Writing the “About” Page

The “About” page is standard, right? Few websites you’ll see don’t have one. One problem, especially for businesses large and small: writing the about page tends to refocus the lens on you rather than your customer. So how can you strike a balance that doesn’t risk losing your customer?

Tips when writing your About page:

  • Keep it short–the stuff about you and your business’s history. An exception is if you have a good story to tell and can integrate some benefits into the mix, such as how your business has benefited customers over the years or how your company’s growth has proven advantageous to customers, has continued to provide customers with better solutions, etc. …you get the drift. Spin it in the interest of your audience.
  • Use different types of content such as video or images
  • Avoid vacuous mission statements–these sound corporate, cold, and empty.

Customer Rule: Mary Jane Customer responds to copy that talks directly to her, reveals solutions to her problems. She will get bored in NANOseconds if all you want to do is drone on about yourself (your business). Very unattractive under any relationship standards.

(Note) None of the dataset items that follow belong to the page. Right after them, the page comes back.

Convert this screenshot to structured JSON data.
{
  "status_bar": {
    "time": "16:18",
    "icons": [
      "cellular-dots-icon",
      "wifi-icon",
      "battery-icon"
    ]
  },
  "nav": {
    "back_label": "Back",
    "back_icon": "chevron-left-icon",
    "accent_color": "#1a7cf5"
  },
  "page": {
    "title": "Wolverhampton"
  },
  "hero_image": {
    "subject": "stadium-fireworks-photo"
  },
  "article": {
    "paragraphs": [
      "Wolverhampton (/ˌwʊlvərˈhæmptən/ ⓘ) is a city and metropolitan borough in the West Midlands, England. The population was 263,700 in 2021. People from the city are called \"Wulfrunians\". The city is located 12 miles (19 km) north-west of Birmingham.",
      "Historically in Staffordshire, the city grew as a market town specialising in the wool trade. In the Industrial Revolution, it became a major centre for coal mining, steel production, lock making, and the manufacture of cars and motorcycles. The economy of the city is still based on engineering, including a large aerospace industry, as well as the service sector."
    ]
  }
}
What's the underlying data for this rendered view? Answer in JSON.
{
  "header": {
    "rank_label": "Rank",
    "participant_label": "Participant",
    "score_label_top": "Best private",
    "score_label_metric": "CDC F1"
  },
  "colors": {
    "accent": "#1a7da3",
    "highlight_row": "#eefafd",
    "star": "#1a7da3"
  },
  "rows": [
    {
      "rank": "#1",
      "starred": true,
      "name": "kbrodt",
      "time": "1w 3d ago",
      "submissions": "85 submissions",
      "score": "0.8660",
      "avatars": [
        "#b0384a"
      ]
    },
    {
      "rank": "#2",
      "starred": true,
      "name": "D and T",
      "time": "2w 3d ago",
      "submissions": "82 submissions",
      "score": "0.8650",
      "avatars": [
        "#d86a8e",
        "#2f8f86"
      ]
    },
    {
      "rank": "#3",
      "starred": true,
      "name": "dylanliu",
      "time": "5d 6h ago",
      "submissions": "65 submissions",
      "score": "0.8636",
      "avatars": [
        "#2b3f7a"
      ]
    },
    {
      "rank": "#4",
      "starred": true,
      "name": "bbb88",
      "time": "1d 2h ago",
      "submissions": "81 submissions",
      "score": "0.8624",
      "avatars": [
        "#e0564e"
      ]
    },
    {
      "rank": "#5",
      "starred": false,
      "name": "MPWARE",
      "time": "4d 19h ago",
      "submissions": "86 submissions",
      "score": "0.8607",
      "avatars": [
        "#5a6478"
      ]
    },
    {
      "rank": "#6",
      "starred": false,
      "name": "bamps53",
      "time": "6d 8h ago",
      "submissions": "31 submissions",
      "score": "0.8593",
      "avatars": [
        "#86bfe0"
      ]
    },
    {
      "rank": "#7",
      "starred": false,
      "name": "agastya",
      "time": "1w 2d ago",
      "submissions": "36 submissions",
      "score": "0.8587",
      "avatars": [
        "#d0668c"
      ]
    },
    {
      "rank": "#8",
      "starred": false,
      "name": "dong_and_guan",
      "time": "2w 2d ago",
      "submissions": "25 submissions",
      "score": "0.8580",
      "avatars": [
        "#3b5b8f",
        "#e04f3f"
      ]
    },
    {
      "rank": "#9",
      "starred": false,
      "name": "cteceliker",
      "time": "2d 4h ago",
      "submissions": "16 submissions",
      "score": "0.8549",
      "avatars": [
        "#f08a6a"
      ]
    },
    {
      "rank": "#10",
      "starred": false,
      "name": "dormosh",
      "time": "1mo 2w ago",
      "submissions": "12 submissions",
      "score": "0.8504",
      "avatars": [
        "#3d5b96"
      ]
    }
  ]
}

A couple of examples of online companies that handle their “about” content with more concern for customers:

Zappos.com: Zappos doesn’t have a formal About page. In their fat footer they have placed a short paragraph about the company, very brief and not overwhelming to the page. Just below this they have placed a nice little customer testimonial, which immediately refocuses to the customer at the same time it’s a big pat on the back.

example of zappo's about statement

Hipmunk.com: Hipmunk’s About page is focused on what the company does to make travel booking less agonizing for customers. Then they post their names — it’s a short list, with highlighted industry credentials, and in a couple cases– humorous job roles.